Sorry, let me just add one point to the – the JDRF is actually – the money from JDRF didn't come to us, it went to Benaroya Research.

Yes.

To [indiscernible] cost to us, so it's not really cash in our balance sheet, but it's a reduction in the cost of the T-Rex trial.

Thank you. And the $5.7 million for CIRM has already been included in the end of March cash position, is that correct?

That is not correct. That came in after – that came in, in the second quarter.

Okay. That’s addition. Okay, got it. Thank you. And final question is with the eight additional clinical sites for the T-Rex Study, is there any – is it any possibility that the enrollments can potentially be speed up?

Well, the enrollment is actually running according to our original plan, which is somewhat remarkable in my experience and typically the clinical enrollment always lags what your plans are. But we're running very close to plan here and our plan was always to bring sites on in a faced fashion, so we're on schedule with doing that. So unless there is a big change in terms of either interest in the study or actually – let me back up, it's not enrollment, that’s the rate limiting step in the study. It’s our capacity of manufacturing at the moment and the scale that we are able to go at where the PCT has provided. So we can maximally produce upwards of eight to 12 treatments a month based upon the current capacity that would be expanded over time. But that combined with the enrollment at the sites and the fact that we have a pretty strict enrollment criteria of patients having to be diagnosed within 90 days of first treatment.
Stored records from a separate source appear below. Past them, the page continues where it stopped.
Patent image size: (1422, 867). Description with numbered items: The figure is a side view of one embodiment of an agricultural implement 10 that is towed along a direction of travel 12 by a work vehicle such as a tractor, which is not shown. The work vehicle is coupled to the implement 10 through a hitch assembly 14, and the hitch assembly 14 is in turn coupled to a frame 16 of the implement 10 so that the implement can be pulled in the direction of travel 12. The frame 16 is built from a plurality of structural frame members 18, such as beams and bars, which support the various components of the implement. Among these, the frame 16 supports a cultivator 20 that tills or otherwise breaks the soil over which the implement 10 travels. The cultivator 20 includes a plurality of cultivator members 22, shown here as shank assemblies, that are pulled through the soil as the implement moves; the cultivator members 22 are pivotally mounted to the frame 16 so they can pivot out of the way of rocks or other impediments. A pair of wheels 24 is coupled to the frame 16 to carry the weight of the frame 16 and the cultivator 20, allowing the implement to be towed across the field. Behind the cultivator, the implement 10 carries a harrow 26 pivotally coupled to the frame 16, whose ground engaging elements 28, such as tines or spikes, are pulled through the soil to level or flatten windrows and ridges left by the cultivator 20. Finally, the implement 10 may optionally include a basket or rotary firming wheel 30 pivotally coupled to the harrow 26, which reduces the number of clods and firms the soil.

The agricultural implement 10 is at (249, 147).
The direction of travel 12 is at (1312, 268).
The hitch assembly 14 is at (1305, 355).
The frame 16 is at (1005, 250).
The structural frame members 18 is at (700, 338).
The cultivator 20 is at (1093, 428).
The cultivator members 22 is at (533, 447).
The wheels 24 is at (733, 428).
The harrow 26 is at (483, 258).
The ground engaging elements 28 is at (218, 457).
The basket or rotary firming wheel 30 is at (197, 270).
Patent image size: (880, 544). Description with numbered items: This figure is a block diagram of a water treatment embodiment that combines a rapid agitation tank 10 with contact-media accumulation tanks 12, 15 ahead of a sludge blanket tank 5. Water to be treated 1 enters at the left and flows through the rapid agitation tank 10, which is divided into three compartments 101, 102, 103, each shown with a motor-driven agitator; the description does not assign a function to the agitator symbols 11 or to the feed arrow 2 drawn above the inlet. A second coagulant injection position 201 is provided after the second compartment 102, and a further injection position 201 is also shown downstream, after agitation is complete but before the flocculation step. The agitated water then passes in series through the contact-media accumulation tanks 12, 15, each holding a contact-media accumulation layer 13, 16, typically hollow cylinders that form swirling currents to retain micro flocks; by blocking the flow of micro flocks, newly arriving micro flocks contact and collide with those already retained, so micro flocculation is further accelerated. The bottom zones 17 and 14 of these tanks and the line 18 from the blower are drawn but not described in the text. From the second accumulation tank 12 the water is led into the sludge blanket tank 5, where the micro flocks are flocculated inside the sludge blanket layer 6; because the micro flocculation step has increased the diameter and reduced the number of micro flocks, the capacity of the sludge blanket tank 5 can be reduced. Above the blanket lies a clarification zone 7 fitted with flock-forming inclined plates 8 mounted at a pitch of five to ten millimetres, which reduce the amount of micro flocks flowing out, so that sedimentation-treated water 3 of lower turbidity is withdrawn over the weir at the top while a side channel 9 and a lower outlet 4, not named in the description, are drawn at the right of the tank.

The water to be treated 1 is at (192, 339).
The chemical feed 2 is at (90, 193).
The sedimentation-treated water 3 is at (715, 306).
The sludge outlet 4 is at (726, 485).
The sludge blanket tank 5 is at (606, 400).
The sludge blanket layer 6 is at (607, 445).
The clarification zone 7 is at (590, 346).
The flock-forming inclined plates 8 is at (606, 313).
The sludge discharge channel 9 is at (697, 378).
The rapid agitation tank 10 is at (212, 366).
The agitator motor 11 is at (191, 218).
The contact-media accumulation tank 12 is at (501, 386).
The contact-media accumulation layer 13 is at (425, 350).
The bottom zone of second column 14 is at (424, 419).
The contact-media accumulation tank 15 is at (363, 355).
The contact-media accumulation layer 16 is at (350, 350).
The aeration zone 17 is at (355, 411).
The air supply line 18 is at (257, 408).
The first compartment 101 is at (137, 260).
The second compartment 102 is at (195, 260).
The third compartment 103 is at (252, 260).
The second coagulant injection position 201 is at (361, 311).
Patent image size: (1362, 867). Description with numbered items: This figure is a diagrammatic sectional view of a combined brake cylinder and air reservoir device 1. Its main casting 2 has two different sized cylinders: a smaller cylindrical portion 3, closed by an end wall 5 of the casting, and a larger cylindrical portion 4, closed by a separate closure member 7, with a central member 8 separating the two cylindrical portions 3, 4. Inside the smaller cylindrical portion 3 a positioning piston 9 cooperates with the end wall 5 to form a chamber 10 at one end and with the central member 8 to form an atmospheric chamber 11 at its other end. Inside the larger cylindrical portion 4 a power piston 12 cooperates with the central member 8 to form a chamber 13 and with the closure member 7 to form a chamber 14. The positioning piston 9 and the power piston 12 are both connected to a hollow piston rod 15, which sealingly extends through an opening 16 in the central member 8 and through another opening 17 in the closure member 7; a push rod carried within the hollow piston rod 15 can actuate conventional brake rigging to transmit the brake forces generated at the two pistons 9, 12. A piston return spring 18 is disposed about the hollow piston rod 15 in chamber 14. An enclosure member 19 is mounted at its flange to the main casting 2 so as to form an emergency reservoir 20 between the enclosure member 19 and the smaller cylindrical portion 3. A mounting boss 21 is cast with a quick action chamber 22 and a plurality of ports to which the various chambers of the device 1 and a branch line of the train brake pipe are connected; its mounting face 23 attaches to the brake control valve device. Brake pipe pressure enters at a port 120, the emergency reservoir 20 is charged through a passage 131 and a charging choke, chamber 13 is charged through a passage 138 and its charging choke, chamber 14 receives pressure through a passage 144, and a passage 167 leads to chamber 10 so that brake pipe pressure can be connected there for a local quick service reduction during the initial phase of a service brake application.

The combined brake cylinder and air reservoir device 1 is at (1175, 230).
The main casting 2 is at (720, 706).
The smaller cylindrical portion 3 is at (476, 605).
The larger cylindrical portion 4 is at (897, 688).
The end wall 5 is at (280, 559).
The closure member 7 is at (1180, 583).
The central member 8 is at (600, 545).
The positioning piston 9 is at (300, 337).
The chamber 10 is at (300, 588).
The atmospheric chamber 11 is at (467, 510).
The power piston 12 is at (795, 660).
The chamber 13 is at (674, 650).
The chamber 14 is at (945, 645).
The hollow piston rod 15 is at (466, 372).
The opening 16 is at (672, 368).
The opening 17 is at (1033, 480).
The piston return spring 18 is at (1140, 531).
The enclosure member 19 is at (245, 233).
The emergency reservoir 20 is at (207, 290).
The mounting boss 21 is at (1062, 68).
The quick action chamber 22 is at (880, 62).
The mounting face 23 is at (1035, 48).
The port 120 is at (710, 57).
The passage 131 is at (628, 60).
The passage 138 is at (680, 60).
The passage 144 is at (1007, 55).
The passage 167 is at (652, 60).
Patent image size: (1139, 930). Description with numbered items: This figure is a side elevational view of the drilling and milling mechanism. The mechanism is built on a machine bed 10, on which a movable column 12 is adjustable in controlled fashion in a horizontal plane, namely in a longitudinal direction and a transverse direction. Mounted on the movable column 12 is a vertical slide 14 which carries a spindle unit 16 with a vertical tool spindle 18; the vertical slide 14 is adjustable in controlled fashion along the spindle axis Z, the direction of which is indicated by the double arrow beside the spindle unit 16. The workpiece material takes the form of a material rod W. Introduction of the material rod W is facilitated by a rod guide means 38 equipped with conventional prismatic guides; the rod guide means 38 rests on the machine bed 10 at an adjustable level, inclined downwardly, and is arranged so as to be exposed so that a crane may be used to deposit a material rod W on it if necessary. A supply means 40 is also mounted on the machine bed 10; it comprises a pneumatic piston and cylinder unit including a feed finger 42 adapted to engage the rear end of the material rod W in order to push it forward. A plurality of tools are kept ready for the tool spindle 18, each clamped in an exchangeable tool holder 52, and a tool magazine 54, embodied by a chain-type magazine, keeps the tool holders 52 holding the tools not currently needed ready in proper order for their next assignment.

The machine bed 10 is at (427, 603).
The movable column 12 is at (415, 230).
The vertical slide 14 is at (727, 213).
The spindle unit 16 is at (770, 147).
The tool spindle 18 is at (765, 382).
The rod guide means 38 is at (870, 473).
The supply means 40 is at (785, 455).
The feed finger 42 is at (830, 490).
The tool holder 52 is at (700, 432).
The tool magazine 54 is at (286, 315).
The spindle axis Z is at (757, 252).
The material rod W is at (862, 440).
We’ll probably keep the enrollment according to what we have originally announced and I think we projected that we would complete enrollment in this calendar year.

Got it. Thanks. Sorry final question, so when you said you expect your current cash position to provide well beyond 2018, is it correct to understand that you expect the quarterly cash burn to be roughly on a similar level as the first quarter level?

So the first quarter operating cash burn of $10 million as I mentioned is unusually high and that also continues to include PCT. When we report our second quarter financials, all of that – the operating cash burn associated with the PCT business is going to be isolated. So we'll have a better – we’ll have a better basis to measure what the Caladrius only operating cash burn looks like, but it certainly will be significantly lower than the $10 million.

Can you provide any additional color at all regarding SG&A and R&D cost [without] the PCT components?

At this point it's going to be lower, but we're not prepared to give exactly what those measures are. After the second quarter as I mentioned with discontinued operations reported, we will have a clearer picture for you.

Okay. Thank you very much.

[Operator Instructions] End of Q&A

Okay, if there are no further questions, again thank you all for participating on today's call. We look forward to making continued progress, executing our new business strategy and to providing you with timely reports on our achievements. We appreciate your continued interest in support of Caladrius Biosciences, and look forward to updating you again on our next quarterly conference call. Have a nice evening. Thank you.

This does conclude today’s conference call. You may now disconnect.